Gerber was born in the German state of Bavaria as Josef Henry Dittmar. In 1913, he moved to Chicago, where he was committed to an insane asylum in 1917 because of his same-sex orientation. Due to national paranoia against Germans during World War I, he was given the choice of internment or the US Army. He worked as a printer and proofreader, and was stationed in Germany during the Allied Army occupation when Germany lost the war. He visited pre-Nazi Berlin and saw for himself a thriving, open Gay community. The experience inspired him to bring this openness to the USA.
The Society for Human Rights was founded in Chicago by Gerber in 1924. He modeled the SHR after German Gay rights activist Magnus Hirschfeld and Hirschfeld’s organization for Gay people, the Bund fur Menschenrect.

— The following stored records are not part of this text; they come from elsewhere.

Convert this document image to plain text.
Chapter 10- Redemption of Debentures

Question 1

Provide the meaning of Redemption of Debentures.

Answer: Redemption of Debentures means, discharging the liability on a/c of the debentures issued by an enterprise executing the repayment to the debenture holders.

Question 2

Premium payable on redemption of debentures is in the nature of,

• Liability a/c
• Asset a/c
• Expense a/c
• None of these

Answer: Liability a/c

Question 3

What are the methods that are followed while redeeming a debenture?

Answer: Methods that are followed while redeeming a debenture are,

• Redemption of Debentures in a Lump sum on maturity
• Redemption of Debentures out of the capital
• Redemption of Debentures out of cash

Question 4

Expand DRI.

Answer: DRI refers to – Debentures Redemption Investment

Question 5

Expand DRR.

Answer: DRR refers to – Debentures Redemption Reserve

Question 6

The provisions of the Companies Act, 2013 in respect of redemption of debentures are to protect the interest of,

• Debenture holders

Gerber had difficulty finding enough people willing to put their names on a petition to the State of Illinois for a legally recognized charter of the SHR. With four active members, the SHR succeeded in getting a charter, and proceeded to print Friendship and Freedom, an early publication advocating for the rights of homosexuals. The SHR was shut down after three of the four active members were arrested a few months after it started. On the day he was taken into custody, Gerber answered a knock on his door, and the arresting detective asked where the boy was, insinuating that Gerber was having sex with an underaged male. Evidence presented by the police against Gerber consisted of a short diary entry (“I love Karl”) and a powder puff for applying facial makeup that the detective claimed had been found in Gerber’s residence.
The behavior of the detective in both the arrest and the production of evidence illustrates the links made in popular imagination between homosexuality, effeminacy (powder puff), and pedophilia (assuming Gerber would be caught in the act with a boy). It also foreshadowed the knee-jerk reaction of Gerber’s superiors and the first judge he faced – all reacted negatively and without reason. The arresting detective asked him, “What was the idea for the Society of Human Rights anyway? Was it to give you birds the legal right to rape every boy on the street?” Although charges were dropped for lack of evidence (with the second judge), Gerber lost his job in the Postal Service and was financially ruined.
Gerber rejoined the US Army, and retired with honors after World War II. He wrote articles for ONE Magazine, a Gay periodical that arose years after Friendship and Freedom, and was recognized as the earliest American on record to organize for Gay rights.
Henry Gerber on Community Apathy
The first difficulty was in rounding up enough members and contributors so the work could go forward. The average [male] homosexual, I found, was ignorant concerning himself. Others were fearful. Still others were frantic or depraved. Some were blasé.
Many homosexuals told me that their search for forbidden fruit [cruising for men] was the real spice of life. With this argument they rejected our aims. We wondered how we could accomplish anything with such resistance from our own people.
The Gerber/Hart Library, an LGBTQ archive in Chicago, is named after him, and his home in Chicago on 1710 North Crilly Court was designated an historical landmark by the city.
He is buried at the US Soldiers’ and Airmen’s Home National Cemetery
in Washington, (Section Q, Plot 833).
Baim, Tracy. Out and Proud in Chicago: An Overview of the City’s Gay Community. E-book: Agate Publishing, 2008.